Bug 3727

Summary:	ebuild creates files from .tar.gz archives with wrong permissions
Product:	Portage Development	Reporter:	Daniel Ahlberg (RETIRED) <aliz>
Component:	Unclassified	Assignee:	Daniel Robbins (RETIRED) <drobbins>
Status:	RESOLVED FIXED
Severity:	major	CC:	aliz, rphillips
Priority:	High
Version:	unspecified
Hardware:	x86
OS:	Linux
Whiteboard:
Package list:		Runtime testing required:	---

Description Daniel Ahlberg (RETIRED) gentoo-dev

2002-06-14 06:44:49 UTC

When ebuild is unpacking a .tar.gz into /var/tmp/portage it for some reasons
sets the wrong permissions on the files. This should be considered a security
risk becuse packages that copies files directly from the unpacked distribution
archives will have the wrong permission set.

Comment 1 Ryan Phillips (RETIRED) gentoo-dev

2002-06-18 19:39:04 UTC

Seems like a -p option for tar or equivalent would be appropriate.

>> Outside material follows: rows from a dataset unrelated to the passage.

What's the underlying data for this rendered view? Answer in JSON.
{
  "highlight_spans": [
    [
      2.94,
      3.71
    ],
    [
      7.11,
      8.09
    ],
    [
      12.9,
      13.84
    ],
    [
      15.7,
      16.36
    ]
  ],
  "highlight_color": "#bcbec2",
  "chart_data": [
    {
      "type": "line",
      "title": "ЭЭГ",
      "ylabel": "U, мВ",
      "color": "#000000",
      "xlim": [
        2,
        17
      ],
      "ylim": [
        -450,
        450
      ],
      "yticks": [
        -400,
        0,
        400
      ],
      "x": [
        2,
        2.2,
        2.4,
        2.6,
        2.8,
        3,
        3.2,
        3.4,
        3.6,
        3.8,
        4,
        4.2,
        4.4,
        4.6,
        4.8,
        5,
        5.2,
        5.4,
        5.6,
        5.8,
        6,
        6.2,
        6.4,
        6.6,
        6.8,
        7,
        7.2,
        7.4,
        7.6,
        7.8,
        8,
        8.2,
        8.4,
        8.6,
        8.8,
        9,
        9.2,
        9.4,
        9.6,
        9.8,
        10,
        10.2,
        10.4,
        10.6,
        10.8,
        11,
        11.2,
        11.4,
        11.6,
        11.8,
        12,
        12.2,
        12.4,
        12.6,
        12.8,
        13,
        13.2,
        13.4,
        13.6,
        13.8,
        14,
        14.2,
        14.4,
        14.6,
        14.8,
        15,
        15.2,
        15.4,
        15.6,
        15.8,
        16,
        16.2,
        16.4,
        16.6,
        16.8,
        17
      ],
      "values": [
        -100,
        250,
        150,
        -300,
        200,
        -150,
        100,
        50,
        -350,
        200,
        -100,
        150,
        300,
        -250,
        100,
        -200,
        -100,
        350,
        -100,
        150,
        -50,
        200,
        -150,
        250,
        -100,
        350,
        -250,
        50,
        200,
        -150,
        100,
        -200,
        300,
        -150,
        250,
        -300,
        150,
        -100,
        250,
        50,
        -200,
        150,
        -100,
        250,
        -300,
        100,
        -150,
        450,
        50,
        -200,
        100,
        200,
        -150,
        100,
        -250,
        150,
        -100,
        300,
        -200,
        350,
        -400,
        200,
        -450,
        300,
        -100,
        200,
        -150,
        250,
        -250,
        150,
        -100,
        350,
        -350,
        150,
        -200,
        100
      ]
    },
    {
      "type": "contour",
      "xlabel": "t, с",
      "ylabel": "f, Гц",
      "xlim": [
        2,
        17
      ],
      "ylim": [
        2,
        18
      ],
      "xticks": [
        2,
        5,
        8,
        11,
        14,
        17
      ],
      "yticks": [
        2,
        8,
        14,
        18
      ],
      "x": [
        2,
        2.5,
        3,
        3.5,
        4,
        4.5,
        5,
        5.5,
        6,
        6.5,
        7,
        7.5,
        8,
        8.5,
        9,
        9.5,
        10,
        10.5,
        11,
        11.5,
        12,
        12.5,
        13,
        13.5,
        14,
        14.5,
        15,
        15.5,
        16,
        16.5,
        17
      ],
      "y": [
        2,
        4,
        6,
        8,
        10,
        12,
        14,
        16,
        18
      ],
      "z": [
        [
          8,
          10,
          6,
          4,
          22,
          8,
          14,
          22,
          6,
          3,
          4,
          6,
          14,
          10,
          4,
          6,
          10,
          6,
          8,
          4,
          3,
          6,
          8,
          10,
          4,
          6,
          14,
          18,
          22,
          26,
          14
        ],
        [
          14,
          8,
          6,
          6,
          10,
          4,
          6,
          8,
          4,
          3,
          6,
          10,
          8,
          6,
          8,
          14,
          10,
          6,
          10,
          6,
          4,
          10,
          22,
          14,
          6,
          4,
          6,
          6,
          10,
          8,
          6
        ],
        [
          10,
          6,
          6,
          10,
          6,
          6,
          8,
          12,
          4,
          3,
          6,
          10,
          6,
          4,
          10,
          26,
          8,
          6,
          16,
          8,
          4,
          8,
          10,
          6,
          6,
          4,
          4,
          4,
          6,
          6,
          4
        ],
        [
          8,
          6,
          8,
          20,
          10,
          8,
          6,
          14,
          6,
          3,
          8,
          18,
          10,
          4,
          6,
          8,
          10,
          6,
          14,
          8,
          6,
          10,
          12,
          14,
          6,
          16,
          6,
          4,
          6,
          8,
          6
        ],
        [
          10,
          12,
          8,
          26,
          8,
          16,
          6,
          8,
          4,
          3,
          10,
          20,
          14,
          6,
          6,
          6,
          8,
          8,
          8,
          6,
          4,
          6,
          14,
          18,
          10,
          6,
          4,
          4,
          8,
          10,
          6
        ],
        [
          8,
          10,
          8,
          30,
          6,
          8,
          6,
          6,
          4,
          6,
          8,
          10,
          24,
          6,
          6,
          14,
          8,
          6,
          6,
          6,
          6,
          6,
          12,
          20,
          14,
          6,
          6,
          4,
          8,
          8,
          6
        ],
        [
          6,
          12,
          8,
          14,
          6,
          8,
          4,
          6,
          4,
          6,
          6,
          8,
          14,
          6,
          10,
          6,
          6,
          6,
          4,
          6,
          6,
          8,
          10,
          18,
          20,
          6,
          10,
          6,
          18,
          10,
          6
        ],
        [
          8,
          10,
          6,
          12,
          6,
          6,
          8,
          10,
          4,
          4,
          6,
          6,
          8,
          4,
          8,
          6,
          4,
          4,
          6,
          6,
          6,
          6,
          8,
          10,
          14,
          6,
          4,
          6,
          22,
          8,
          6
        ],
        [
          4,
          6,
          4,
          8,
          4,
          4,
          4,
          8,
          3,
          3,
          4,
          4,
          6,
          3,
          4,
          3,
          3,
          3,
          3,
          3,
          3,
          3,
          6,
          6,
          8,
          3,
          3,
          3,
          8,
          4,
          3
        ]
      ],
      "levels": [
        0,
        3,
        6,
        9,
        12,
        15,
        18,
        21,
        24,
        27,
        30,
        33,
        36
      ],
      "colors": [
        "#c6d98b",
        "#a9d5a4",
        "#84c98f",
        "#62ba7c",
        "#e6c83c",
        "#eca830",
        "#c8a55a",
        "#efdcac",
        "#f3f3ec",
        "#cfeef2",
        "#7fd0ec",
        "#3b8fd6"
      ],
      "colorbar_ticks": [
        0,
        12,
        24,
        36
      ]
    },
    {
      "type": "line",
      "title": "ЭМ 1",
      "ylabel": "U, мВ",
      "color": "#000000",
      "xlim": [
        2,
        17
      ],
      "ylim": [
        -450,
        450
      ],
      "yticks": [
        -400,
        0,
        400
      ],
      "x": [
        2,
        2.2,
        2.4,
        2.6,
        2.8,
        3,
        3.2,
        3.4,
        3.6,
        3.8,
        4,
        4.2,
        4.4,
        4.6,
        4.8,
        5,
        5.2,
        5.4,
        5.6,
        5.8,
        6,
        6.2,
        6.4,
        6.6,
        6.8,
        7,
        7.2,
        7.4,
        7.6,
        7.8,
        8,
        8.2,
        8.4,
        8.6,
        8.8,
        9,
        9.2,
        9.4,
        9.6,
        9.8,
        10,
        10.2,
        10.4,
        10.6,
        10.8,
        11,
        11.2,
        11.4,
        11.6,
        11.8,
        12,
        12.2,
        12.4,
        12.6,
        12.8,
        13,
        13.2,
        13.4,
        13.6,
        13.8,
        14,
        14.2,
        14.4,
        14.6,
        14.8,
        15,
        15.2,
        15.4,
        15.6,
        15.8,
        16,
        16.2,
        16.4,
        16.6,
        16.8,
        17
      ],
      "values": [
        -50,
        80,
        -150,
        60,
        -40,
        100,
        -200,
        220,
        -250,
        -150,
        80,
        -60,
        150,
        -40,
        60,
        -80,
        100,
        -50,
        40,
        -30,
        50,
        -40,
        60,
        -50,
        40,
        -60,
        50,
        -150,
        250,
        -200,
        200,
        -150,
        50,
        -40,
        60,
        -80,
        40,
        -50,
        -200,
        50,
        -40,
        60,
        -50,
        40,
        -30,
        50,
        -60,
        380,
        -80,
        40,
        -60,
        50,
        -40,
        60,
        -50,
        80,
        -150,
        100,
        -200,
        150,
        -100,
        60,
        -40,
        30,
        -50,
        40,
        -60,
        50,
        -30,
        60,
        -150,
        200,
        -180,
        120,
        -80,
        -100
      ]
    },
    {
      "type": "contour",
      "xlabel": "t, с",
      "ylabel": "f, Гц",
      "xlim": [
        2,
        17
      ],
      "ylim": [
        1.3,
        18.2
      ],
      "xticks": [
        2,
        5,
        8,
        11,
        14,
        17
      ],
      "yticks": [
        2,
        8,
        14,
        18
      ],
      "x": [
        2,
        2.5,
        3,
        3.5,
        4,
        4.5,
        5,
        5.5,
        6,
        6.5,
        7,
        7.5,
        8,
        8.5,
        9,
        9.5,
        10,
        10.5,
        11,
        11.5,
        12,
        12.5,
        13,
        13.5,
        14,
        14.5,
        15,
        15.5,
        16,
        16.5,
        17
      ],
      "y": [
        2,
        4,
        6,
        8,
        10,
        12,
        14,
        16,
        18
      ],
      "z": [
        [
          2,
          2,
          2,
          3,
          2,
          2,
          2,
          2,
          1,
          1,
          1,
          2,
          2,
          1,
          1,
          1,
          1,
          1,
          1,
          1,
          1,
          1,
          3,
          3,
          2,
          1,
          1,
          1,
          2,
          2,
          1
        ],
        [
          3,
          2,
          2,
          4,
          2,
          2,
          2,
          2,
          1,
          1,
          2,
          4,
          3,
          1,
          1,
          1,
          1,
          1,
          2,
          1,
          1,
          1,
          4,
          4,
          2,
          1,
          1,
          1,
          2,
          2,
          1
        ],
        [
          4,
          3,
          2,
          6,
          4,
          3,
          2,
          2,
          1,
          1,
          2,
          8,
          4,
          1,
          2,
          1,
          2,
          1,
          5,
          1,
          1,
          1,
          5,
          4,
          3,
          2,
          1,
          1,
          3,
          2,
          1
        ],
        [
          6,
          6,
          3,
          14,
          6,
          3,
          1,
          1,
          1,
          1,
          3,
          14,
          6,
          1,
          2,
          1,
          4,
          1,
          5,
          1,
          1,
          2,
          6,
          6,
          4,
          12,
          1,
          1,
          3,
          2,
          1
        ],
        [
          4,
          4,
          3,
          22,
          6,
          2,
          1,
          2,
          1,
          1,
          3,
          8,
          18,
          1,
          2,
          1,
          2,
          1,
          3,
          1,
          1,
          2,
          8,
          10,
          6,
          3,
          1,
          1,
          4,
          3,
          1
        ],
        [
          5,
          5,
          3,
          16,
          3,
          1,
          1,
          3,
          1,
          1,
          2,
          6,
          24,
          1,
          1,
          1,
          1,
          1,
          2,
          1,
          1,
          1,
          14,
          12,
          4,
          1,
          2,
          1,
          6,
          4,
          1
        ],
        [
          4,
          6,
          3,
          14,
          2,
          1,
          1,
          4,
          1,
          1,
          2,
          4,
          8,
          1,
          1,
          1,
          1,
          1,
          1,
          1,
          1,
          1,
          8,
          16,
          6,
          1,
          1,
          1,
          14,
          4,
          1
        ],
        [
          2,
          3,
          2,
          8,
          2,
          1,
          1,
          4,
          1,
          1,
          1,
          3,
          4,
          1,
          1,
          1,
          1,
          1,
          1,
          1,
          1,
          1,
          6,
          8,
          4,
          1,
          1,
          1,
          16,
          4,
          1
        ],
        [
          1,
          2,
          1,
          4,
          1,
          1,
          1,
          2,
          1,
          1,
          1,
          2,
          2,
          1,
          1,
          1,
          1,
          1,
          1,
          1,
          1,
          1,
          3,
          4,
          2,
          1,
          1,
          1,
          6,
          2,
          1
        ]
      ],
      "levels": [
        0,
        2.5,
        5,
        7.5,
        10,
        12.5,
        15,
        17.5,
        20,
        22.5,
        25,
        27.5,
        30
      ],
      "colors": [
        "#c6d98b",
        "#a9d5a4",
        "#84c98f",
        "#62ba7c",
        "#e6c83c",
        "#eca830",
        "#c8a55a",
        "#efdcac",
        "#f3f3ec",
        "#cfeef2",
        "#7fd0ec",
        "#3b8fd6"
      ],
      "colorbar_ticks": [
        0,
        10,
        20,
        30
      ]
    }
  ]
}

Comment 2 Daniel Robbins (RETIRED) gentoo-dev

2002-06-21 01:07:50 UTC

Archives extracted automatically use the --no-same-owner option, so that we
don't get weird ownership (which is possible since we are extracting the
tarballs as root.)  This is generally a good thing.  If you need the alternate
behavior (preserving ownership, which really you generally don't,) then you can
create a src_unpack which does so:

src_unpack() {
  tar xjvf ${DISTDIR}/myarchive.tar.bz2 -C ${WORKDIR}

}

I don't see this as a bug, so I'm going to close this report.